Each year consulting firms go through an exercise to rate their talent and make promotion decisions. The environment is incredibly competitive and the formula for success is anything but black and white. When you understand how the review process actually works, however, you can greatly increase your odds of success. But don’t hold your breath waiting for the company training on this one. Unfortunately, no one is likely to tell you the skinny on the annual review process when you get hired.

Here are a few things HR probably didn’t mention to you when you joined…

It’s subjective. Many firms label themselves as a meritocracy, meaning that those who exhibit certain talents, aptitude or skills get rewarded. The challenge for you as the consultant is that this is also highly subjective. In many cases, even though your firm may outline certain factors used to evaluate your performance, they can often lack clarity and specificity. With the human element so largely in play, it’s rarely black and white.
Space is limited.
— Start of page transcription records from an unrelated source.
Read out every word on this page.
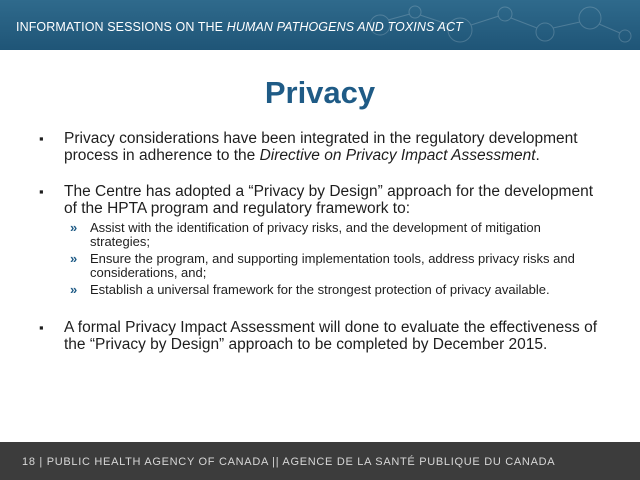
INFORMATION SESSIONS ON THE HUMAN PATHOGENS AND TOXINS ACT
Privacy
▪ Privacy considerations have been integrated in the regulatory development process in adherence to the Directive on Privacy Impact Assessment.
▪ The Centre has adopted a “Privacy by Design” approach for the development of the HPTA program and regulatory framework to:
» Assist with the identification of privacy risks, and the development of mitigation strategies;
» Ensure the program, and supporting implementation tools, address privacy risks and considerations, and;
» Establish a universal framework for the strongest protection of privacy available.
▪ A formal Privacy Impact Assessment will done to evaluate the effectiveness of the “Privacy by Design” approach to be completed by December 2015.
18 | PUBLIC HEALTH AGENCY OF CANADA || AGENCE DE LA SANTÉ PUBLIQUE DU CANADA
There are a generally a set number of slots for each rating and a set number of slots for promotions. Landing one depends largely on your ability to justify to the powers that be that you deserve it and are already playing at that level consistently. Nailing one project out of three in a year isn’t going to cut it. Promotions and good ratings are rewards given for proven ability, not potential.
You have to stand out from the Jones’. You will be ranked against your peers, or the others at your level. This gets interesting because rarely will you have the same role description. Frequently there will be situations where a test team lead is pitted against a change management consultant for one last spot. The work is like apples and oranges so it will all come down to how well each is positioned and who has the more compelling story.
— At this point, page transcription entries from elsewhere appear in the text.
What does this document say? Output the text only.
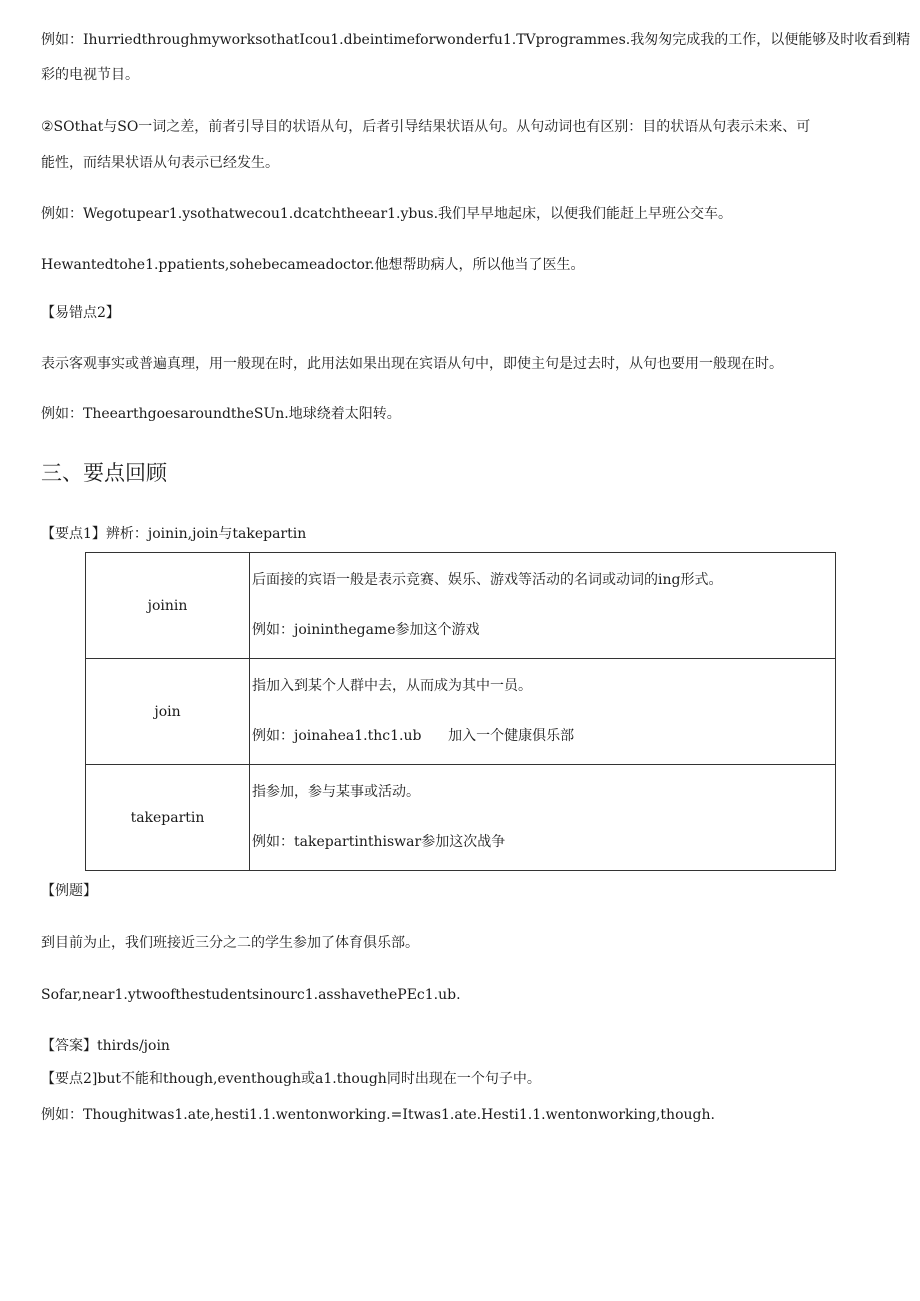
例如：IhurriedthroughmyworksothatIcou1.dbeintimeforwonderfu1.TVprogrammes.我匆匆完成我的工作，以便能够及时收看到精
彩的电视节目。
②SOthat与SO一词之差，前者引导目的状语从句，后者引导结果状语从句。从句动词也有区别：目的状语从句表示未来、可
能性，而结果状语从句表示已经发生。
例如：Wegotupear1.ysothatwecou1.dcatchtheear1.ybus.我们早早地起床，以便我们能赶上早班公交车。
Hewantedtohe1.ppatients,sohebecameadoctor.他想帮助病人，所以他当了医生。
【易错点2】
表示客观事实或普遍真理，用一般现在时，此用法如果出现在宾语从句中，即使主句是过去时，从句也要用一般现在时。
例如：TheearthgoesaroundtheSUn.地球绕着太阳转。
三、要点回顾
【要点1】辨析：joinin,join与takepartin
joinin	后面接的宾语一般是表示竞赛、娱乐、游戏等活动的名词或动词的ing形式。
例如：joininthegame参加这个游戏

join	指加入到某个人群中去，从而成为其中一员。
例如：joinahea1.thc1.ub      加入一个健康俱乐部

takepartin	指参加，参与某事或活动。
例如：takepartinthiswar参加这次战争
【例题】
到目前为止，我们班接近三分之二的学生参加了体育俱乐部。
Sofar,near1.ytwoofthestudentsinourc1.asshavethePEc1.ub.
【答案】thirds/join
【要点2]but不能和though,eventhough或a1.though同时出现在一个句子中。
例如：Thoughitwas1.ate,hesti1.1.wentonworking.=Itwas1.ate.Hesti1.1.wentonworking,though.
Air time is short. Everyone, including you, the person speaking on your behalf, and the partners in your practice, are super busy all the time, making it very hard to remember all the great things you did throughout the year. On top of that, firms often use a series of conference calls or meetings at various levels (team, account, practice, etc) to evaluate performance. If you’ve ever been in a fraternity or sorority it’s a lot like the recruitment process. It’s quite common for your representative at the table to have only two to three minutes to make their argument for why you deserve the rating they recommend. Regardless of what you actually did over the past 12 months or what was written in your performance review, what they say in that short time can very easily determine your fate.
Politics are in full play. When disputes happen, and they often do, she who has the most respected supporters and compelling story wins. There will be one person at each meeting speaking for you, but the others in the room carry as much weight or more in the final decision.
Feeling down in the dumps about your prospects? Don’t give up just yet. The upside is that, while the environment may be competitive, those who are willing to invest just a bit of time to work the system and market themselves to those with influence, get great results.